I've always loved the thrill of the pitch, storytelling, and marketing, while Julie is probably the most organized and process-oriented person that I've ever met. She's also a highly skilled manager of people and is able to bring out the best in our team members. 

But at the end of the day, we both feel strongly about investing in and fostering great talent, and we have the same overarching vision for our company. This is so crucial: Bringing a partnership back to a shared set of goals for the business.

Do they share my values?

Julie and I were on the same team prior to launching our company. It was clear that we clicked, particularly from a business perspective. I loved that she seemed as driven and entrepreneurial as me, and was also decisive about taking action. 

Work ethic is something that can make or break a company: I wanted to work with someone who'd stay committed to what we were building, but also valued work-life balance. Julie and I work hard, but we definitely believe in unplugging each night and focusing on our families.

It can be hard to find a business partner whose values line up exactly with yours, but a great starting point is identifying the people in your network whose work you respect, or who have been outstanding teammates in the past. 

Will they be a partner in problem-solving?

And as with any working relationship, it's important to find a partner who can effectively manage through any kind of conflict or disagreement. Julie and I know that we should always address any major issue in person, without putting it off.

We trust each other enough to have really productive face-to-face conversations. Early on, I worried about tough talks (what if they meant the end of our partnership?) but now I know the communication will make things better, not worse.

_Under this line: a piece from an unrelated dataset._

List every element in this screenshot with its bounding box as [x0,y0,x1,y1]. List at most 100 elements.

We also create space to have deeper conversations, even when there isn't a specific issue. Each quarter, Julie and I meet for a full day at the office on our own (no employees) to discuss what's happening with the company.

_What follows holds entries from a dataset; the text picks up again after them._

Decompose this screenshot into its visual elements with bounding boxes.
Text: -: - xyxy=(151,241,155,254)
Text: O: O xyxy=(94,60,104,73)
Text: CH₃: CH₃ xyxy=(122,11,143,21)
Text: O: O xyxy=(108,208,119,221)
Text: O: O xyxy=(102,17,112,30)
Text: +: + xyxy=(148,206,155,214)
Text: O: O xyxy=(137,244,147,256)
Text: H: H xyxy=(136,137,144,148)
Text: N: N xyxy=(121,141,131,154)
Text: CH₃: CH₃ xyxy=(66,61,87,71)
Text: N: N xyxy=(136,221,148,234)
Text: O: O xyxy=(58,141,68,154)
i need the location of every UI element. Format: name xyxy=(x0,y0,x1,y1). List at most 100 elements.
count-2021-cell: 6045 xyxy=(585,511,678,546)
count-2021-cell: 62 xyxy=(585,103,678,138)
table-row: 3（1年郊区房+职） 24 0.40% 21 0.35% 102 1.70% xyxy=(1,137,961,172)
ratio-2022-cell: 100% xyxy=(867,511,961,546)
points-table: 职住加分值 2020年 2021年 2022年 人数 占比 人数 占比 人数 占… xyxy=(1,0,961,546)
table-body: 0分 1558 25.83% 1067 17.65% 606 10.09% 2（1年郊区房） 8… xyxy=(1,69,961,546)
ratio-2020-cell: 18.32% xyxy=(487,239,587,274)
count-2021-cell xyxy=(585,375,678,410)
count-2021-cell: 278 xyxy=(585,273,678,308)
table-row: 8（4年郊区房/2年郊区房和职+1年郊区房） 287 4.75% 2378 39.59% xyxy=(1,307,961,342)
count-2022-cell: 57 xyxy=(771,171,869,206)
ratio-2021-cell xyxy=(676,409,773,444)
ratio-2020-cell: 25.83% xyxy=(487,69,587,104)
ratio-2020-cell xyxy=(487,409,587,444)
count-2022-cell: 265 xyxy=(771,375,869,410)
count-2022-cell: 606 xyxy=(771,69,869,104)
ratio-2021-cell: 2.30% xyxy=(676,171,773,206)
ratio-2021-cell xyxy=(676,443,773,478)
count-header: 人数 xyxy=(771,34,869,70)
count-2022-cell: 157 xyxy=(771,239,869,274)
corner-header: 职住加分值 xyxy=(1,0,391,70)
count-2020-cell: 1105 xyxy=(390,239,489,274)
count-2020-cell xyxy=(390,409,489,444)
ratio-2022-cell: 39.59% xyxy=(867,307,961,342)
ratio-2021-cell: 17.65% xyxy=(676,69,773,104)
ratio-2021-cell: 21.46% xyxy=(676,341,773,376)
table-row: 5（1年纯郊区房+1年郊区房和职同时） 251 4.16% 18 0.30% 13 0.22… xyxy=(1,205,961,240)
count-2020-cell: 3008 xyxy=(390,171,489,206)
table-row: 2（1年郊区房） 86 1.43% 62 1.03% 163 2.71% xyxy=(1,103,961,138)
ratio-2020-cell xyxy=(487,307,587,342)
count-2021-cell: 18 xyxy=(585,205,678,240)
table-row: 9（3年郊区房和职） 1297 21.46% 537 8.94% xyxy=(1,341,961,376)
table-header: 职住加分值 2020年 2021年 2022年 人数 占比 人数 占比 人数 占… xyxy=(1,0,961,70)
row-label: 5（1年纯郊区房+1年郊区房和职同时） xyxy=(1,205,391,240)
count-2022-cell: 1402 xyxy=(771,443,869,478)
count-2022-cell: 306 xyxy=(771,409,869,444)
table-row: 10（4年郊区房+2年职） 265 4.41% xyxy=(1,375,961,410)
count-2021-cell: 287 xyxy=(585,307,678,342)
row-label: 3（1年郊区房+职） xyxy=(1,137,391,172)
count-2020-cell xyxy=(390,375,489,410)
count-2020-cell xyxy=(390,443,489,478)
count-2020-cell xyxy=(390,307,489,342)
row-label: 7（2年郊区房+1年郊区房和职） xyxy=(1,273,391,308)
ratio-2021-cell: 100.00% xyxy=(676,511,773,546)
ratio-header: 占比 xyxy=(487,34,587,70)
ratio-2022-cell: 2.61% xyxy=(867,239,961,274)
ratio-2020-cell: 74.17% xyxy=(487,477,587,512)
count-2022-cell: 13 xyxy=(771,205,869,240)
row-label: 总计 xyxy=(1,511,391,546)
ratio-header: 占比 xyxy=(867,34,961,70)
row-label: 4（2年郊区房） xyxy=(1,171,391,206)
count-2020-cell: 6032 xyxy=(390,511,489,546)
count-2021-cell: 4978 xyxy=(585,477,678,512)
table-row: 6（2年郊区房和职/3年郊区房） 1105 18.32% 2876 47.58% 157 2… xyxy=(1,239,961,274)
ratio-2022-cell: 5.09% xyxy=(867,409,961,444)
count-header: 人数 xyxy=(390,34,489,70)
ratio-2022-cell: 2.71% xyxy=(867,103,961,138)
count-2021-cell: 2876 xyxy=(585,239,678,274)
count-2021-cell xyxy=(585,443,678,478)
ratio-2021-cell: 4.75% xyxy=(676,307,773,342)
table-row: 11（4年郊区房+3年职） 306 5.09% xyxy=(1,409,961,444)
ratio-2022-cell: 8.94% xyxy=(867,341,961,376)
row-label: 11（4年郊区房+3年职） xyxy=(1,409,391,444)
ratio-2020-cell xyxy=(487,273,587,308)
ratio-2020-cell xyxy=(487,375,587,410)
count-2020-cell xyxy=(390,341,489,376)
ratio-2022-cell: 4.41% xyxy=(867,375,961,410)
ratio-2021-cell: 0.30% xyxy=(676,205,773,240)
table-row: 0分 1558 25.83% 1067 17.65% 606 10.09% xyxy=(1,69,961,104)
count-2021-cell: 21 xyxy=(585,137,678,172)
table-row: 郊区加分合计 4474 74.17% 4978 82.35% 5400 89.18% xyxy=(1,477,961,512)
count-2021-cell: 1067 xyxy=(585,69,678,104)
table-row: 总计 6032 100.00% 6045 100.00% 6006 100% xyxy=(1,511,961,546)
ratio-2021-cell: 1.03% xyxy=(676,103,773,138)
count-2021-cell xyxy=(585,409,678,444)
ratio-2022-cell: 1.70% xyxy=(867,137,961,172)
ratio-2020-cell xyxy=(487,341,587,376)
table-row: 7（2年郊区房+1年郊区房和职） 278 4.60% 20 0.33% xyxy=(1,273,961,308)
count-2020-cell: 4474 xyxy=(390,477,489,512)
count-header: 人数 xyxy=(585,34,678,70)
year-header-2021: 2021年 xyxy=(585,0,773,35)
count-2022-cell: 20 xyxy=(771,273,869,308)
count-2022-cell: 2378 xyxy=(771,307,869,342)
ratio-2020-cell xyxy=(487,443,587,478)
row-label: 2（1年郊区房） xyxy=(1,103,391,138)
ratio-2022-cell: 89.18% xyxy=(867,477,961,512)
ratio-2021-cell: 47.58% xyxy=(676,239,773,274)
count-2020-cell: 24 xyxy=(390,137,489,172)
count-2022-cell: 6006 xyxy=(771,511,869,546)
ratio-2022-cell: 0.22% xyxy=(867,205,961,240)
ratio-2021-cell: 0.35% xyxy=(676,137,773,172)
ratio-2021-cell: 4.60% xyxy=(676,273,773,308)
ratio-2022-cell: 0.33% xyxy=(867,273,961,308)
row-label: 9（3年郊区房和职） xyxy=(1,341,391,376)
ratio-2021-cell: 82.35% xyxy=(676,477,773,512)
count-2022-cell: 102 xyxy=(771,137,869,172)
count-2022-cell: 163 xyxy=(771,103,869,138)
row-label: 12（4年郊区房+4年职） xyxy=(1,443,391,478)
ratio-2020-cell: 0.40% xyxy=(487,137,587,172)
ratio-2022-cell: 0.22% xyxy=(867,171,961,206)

Additionally, each year, we do a two-day company retreat with the rest of the team. Those are also great times to discuss bigger things, like company policies we'd like to put into place, or major life events on the horizon that could affect the business. 

Can we get the job done--together?

Back when Masthead was founded, Julie and I did a little bit (well, a lot!) of everything. As any founder knows, there are never enough hours in the day to keep up with the nonstop process of launching a company. 

But doing a little of everything is not necessarily the most efficient way to get things done, or to learn. Within a year, it became clearer where our interests and strengths were, and while we oversee different areas of the business now, we also both have a hand in company operations. 

As we grew, we were able to hire for some areas of work that it didn't make sense for either of us to become experts in, like bookkeeping. Delegating this type of work helped to make us more effective leaders, and when our team has clear ownership over their tasks, we all get more done.

While every business partnership is different, I'm proud of the one that Julie and I have cultivated, and the lessons we've learned as our company has grown.